The examination involved 85 patients with COPD. Nutrition categories were defined by body mass index (BMI). Fat free mass (FFM) was evaluated by mid upper-arm circumference (MUAC) and fat mass (FM) by tricipital skin-fold thickness (TFS). Values of TNF-α and leptin were measured by standardized ELISA kits and, CRP by latex turbidimetry.
There were 14 (16.5%) underweight patients, 28 (32.9%) normal, 28 (32.9%) pre-obese and 15 (17.6%) obese. Values of MUAC and TSF were significantly different among the nutrition categories (p=0.000). The lowest MUAC and TSF values were in the underweight, and the highest in the obese. There was no significant difference of CRP and TNF-α among nutrition categories. Leptin of the underweight and normal nutrition was significantly different from leptin of the pre-obese and obese (p=0.000). The highest CRP and the lowest TNF-α and leptin were in the underweight patients. The obese had the lowest CRP (although increased as compared to normal values) and the highest leptin, while the pre-obese had the highest TNF-α.
Two basic nutrition disorders (underweight and obesity) were manifested in COPD patients. The inflammatory profile differs between underweight COPD patients and obese. Probably that happens due to systemic inflammation, and in part due to dysfunction of adipose tissue.

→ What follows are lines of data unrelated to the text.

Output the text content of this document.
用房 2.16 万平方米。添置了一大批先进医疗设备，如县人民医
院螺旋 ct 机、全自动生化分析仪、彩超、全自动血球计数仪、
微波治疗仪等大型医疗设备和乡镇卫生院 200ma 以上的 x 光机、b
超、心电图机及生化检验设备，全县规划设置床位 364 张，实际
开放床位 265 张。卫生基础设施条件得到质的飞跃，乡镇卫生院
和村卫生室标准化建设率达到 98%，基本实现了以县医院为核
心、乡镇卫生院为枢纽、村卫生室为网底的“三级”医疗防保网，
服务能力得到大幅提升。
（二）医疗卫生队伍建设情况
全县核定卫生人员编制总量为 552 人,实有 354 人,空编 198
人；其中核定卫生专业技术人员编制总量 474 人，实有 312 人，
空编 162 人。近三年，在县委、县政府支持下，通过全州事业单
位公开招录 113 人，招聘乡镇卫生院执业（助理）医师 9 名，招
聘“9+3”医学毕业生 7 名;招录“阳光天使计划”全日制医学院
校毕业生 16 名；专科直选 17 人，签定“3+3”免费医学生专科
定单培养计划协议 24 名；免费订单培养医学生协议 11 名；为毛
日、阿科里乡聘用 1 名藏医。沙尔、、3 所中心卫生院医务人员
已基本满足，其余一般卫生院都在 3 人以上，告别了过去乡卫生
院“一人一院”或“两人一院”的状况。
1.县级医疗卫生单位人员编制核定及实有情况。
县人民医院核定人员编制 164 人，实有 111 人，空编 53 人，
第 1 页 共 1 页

通过测定炎症介质血清值C反应蛋白(CRP)、肿瘤坏死因子α(TNF-α)和瘦素,检测慢性阻塞性肺疾病(COPD)患者的营养紊乱(体重过轻和肥胖)及全身炎症情况。
对85例COPD患者进行检查。通过体重指数(BMI)定义营养类别。通过上臂中部周长(MUAC)评估去脂体重(FFM),通过三头肌皮褶厚度(TFS)评估脂肪量(FM)。采用标准化酶联免疫吸附测定试剂盒测量TNF-α和瘦素的值,采用乳胶比浊法测量CRP的值。
有14例(16.5%)体重过轻患者,28例(32.9%)正常,28例(32.9%)肥胖前期,15例(17.6%)肥胖。营养类别之间的MUAC和TSF值存在显著差异(p = 0.000)。最低的MUAC和TSF值出现在体重过轻患者中,最高值出现在肥胖患者中。营养类别之间的CRP和TNF-α无显著差异。体重过轻和正常营养患者的瘦素与肥胖前期和肥胖患者的瘦素存在显著差异(p = 0.000)。体重过轻患者的CRP最高,TNF-α和瘦素最低。肥胖患者的CRP最低(尽管与正常值相比有所升高),瘦素最高,而肥胖前期患者的TNF-α最高。
COPD患者存在两种基本的营养紊乱(体重过轻和肥胖)。体重过轻的COPD患者和肥胖患者的炎症特征不同。这可能是由于全身炎症,部分原因是脂肪组织功能障碍。